The glass table is making little rainbows on the wall and I’m feeling cat-like, my tail slowly wagging up and down, up and down, content, self-assured, independent, all the words, in a list, that cats don’t care about, and neither do I, cause I’m a cat. 

meow.  

The burgundy sofa looks with disapproval because I haven’t sat on it for a couple of weeks but it’s her fault, she’s too stiff to lounge, and I’m a lounger now.  

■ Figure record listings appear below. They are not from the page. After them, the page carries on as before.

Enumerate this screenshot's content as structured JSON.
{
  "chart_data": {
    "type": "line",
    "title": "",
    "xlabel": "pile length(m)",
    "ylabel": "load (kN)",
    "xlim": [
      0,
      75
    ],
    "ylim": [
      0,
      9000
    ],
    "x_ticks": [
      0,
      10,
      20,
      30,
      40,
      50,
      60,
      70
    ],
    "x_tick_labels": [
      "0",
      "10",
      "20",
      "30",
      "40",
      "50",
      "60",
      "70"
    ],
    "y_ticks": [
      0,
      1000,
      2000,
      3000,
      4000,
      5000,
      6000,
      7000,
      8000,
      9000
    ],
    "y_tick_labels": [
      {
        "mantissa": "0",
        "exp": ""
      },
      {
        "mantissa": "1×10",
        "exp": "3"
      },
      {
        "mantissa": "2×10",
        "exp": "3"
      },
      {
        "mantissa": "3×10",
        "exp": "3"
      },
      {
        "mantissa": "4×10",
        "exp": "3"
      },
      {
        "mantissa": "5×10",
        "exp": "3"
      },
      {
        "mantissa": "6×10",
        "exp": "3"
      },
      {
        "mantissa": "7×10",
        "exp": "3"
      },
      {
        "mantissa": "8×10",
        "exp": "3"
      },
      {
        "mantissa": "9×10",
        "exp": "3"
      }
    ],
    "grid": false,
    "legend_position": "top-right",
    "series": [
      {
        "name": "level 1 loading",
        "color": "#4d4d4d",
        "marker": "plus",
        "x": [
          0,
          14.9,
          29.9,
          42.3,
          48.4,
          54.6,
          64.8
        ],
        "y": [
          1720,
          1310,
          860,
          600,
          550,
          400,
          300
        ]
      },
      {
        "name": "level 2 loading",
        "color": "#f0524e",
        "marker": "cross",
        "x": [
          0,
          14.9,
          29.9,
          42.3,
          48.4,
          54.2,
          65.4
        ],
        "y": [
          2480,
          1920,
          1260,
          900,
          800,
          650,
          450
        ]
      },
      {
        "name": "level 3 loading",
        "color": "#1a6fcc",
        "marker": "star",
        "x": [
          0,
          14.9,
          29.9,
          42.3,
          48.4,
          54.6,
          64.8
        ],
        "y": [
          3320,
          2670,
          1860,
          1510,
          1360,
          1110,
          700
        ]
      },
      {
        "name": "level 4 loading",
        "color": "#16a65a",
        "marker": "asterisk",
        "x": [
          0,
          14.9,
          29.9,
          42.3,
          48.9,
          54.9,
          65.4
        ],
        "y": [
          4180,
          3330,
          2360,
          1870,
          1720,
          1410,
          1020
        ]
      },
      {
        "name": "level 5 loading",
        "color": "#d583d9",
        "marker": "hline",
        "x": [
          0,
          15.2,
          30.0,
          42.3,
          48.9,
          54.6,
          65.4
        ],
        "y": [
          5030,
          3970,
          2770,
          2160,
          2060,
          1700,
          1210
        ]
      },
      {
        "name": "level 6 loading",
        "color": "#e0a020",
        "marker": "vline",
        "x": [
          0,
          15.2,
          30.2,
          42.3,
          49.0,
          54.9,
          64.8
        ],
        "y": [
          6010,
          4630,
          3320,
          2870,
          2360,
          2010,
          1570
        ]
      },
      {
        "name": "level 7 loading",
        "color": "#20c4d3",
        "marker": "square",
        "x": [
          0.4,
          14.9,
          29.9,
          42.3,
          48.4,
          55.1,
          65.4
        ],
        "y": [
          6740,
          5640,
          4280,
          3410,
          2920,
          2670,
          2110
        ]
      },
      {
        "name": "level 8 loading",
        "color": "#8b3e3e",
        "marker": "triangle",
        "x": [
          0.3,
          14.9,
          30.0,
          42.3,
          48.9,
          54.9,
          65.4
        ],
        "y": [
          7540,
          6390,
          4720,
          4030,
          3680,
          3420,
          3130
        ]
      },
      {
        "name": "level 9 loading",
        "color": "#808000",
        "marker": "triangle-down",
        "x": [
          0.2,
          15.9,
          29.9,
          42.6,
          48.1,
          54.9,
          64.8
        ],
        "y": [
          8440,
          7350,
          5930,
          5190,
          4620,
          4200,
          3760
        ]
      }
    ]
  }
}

I’ve been trying to reason with her, make her relax, told her that life is a joke, that money isn’t real, and that we’re all going to end up dead anyway but she’s too set up in her ways and tbh I’ve given her too much of my time already.   

 

 

I’m a fox on a hill. Drinking 1 pound 75 pence wine out of a tall glass makes me think that everything is possible, World Peace, The end of Capitalism, Etcetera, 

Among me there is a graveyard of empty glasses stuffed with crisp packets sitting like flowers on top of tombstones.  

I take a break from the sweetness and sourness of the grape;  

I hold my cup high and say, “To the living” and spill some on the dry hearth.